De fato, a Doença de Crohn e a RCUI são tão similares que podem chegar a ser confundidas entre si. O diagnóstico preciso é importante para que o paciente possa receber o tratamento mais apropriado. Por isso, exames de sangue específicos e exames de imagem como a colonoscopia e estudo de trânsito intestinal, além do exame físico e história clínica, são fundamentais para o diagnóstico e acompanhamento das Doenças Inflamatórias Intestinais.

Como é o tratamento da Doença Inflamatória Intestinal?

O tratamento clínico ou medicamentoso é indicado nas formas iniciais da Doença de Crohn e RCUI. O objetivo do tratamento é suprimir a resposta infamatória alterada do organismo e permitir a cicatrização do tecido gastrintestinal lesado. Uma vez que os sintomas, como a diarreia e dor abdominal, estão controlados, é possível manter o paciente por longos períodos de remissão (sem sintomas).
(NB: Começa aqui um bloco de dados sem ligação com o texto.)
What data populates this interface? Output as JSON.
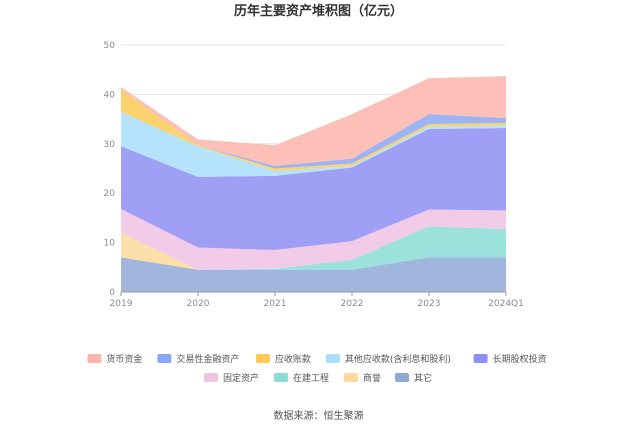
{
  "chart_data": {
    "type": "area",
    "stacked": true,
    "title": "历年主要资产堆积图（亿元）",
    "source": "数据来源：恒生聚源",
    "categories": [
      "2019",
      "2020",
      "2021",
      "2022",
      "2023",
      "2024Q1"
    ],
    "ylim": [
      0,
      50
    ],
    "yticks": [
      0,
      10,
      20,
      30,
      40,
      50
    ],
    "grid": true,
    "legend_position": "bottom",
    "series": [
      {
        "name": "其它",
        "color": "#8fa9d6",
        "values": [
          7.0,
          4.5,
          4.5,
          4.5,
          7.0,
          7.0
        ]
      },
      {
        "name": "商誉",
        "color": "#fcd99a",
        "values": [
          5.0,
          0.0,
          0.0,
          0.0,
          0.0,
          0.0
        ]
      },
      {
        "name": "在建工程",
        "color": "#8adcd6",
        "values": [
          0.0,
          0.0,
          0.2,
          2.0,
          6.3,
          5.7
        ]
      },
      {
        "name": "固定资产",
        "color": "#f0c2e4",
        "values": [
          4.8,
          4.5,
          3.8,
          3.8,
          3.4,
          3.8
        ]
      },
      {
        "name": "长期股权投资",
        "color": "#8f8ef5",
        "values": [
          12.7,
          14.3,
          15.0,
          14.9,
          16.3,
          16.7
        ]
      },
      {
        "name": "其他应收款(含利息和股利)",
        "color": "#a8defa",
        "values": [
          7.0,
          6.2,
          1.0,
          0.3,
          0.5,
          0.5
        ]
      },
      {
        "name": "应收账款",
        "color": "#fcca55",
        "values": [
          4.5,
          0.2,
          0.5,
          0.5,
          0.5,
          0.5
        ]
      },
      {
        "name": "交易性金融资产",
        "color": "#8ba6f4",
        "values": [
          0.0,
          0.0,
          0.5,
          1.0,
          2.0,
          1.0
        ]
      },
      {
        "name": "货币资金",
        "color": "#fbb5ad",
        "values": [
          0.5,
          1.2,
          4.2,
          9.0,
          7.3,
          8.5
        ]
      }
    ],
    "legend_order": [
      "货币资金",
      "交易性金融资产",
      "应收账款",
      "其他应收款(含利息和股利)",
      "长期股权投资",
      "固定资产",
      "在建工程",
      "商誉",
      "其它"
    ]
  }
}
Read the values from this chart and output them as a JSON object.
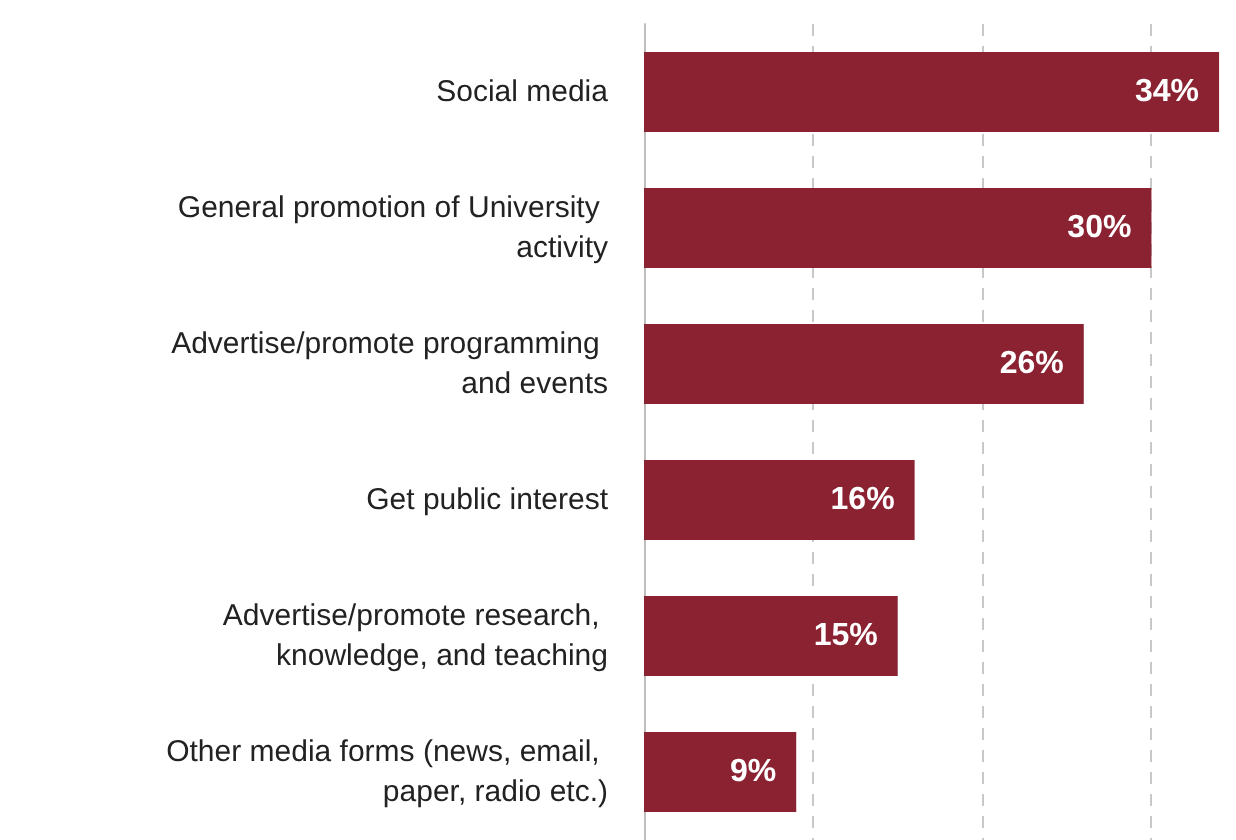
{
  "chart_data": {
    "type": "bar",
    "orientation": "horizontal",
    "categories": [
      "Social media",
      "General promotion of University activity",
      "Advertise/promote programming and events",
      "Get public interest",
      "Advertise/promote research, knowledge, and teaching",
      "Other media forms (news, email, paper, radio etc.)"
    ],
    "values": [
      34,
      30,
      26,
      16,
      15,
      9
    ],
    "value_labels": [
      "34%",
      "30%",
      "26%",
      "16%",
      "15%",
      "9%"
    ],
    "color": "#8b2232",
    "xticks": [
      {
        "value": 0,
        "label": null
      },
      {
        "value": 10,
        "label": null
      },
      {
        "value": 20,
        "label": null
      },
      {
        "value": 30,
        "label": null
      }
    ],
    "tick_labels": "y",
    "grid": "x"
  }
}
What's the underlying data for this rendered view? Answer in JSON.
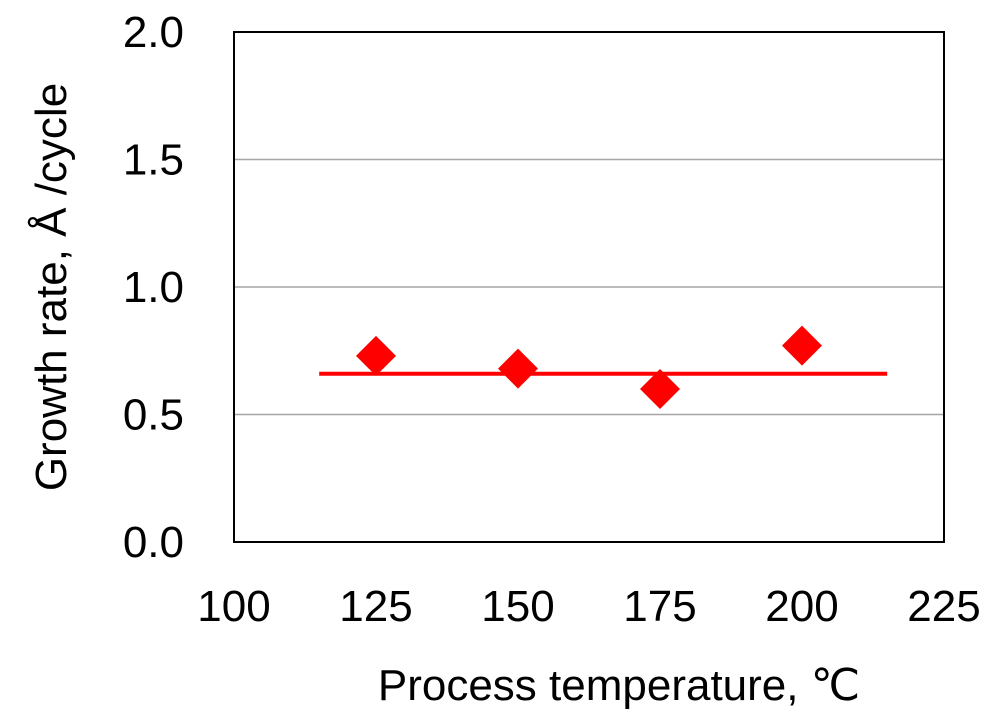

Porém, até o momento, não existe uma medicação que cure definitivamente a doença inflamatória intestinal.

Corticoesteroides, como a prednisona e metilprednisona; aminosalicilatos, como a sulfasalazina e mesalazina; imunossupressores, como a azatioprina, anticorpos mono clonais específicos, como o infliximab, adalimumab, e antibióticos, como o metronidazol e ciprofloxacin, são drogas efetivas, entre outras, no tratamento das Doenças Inflamatórias Intestinais, controlando e mantendo a remissão dos sintomas. Doses, interações e associações devem ser discutidas com seu médico.

Nos casos mais avançados, nas complicações (abscessos, fístulas, oclusão intestinal), ou nos casos que não respondem as medicações, o tratamento cirúrgico pode ser necessário. Estima-se que cerca de 75% dos pacientes com Doença de Crohn irão necessitar de cirurgia em algum ponto do tratamento. Porém, menos de 30% dos pacientes portadores de RCUI irá precisar de tratamento cirúrgico. O tipo de operação e o prognóstico do tratamento cirúrgico é específico para cada doença e individualizado para cada caso, e devem ser discutidos com o cirurgião proctologista.

A Doença Inflamatória Intestinal é um vasto campo de estudo para médicos, cientistas e pesquisadores. Recentemente, foram descobertas mutações genéticas envolvidas na causa e predisposição a Doença de Crohn (Gene NOD2). Estudos recentes buscam novas drogas cada vez mais efetivas. É importante, portanto, que médico e paciente estejam atualizados com a dinâmica do tratamento da Doença Inflamatória Intestinal.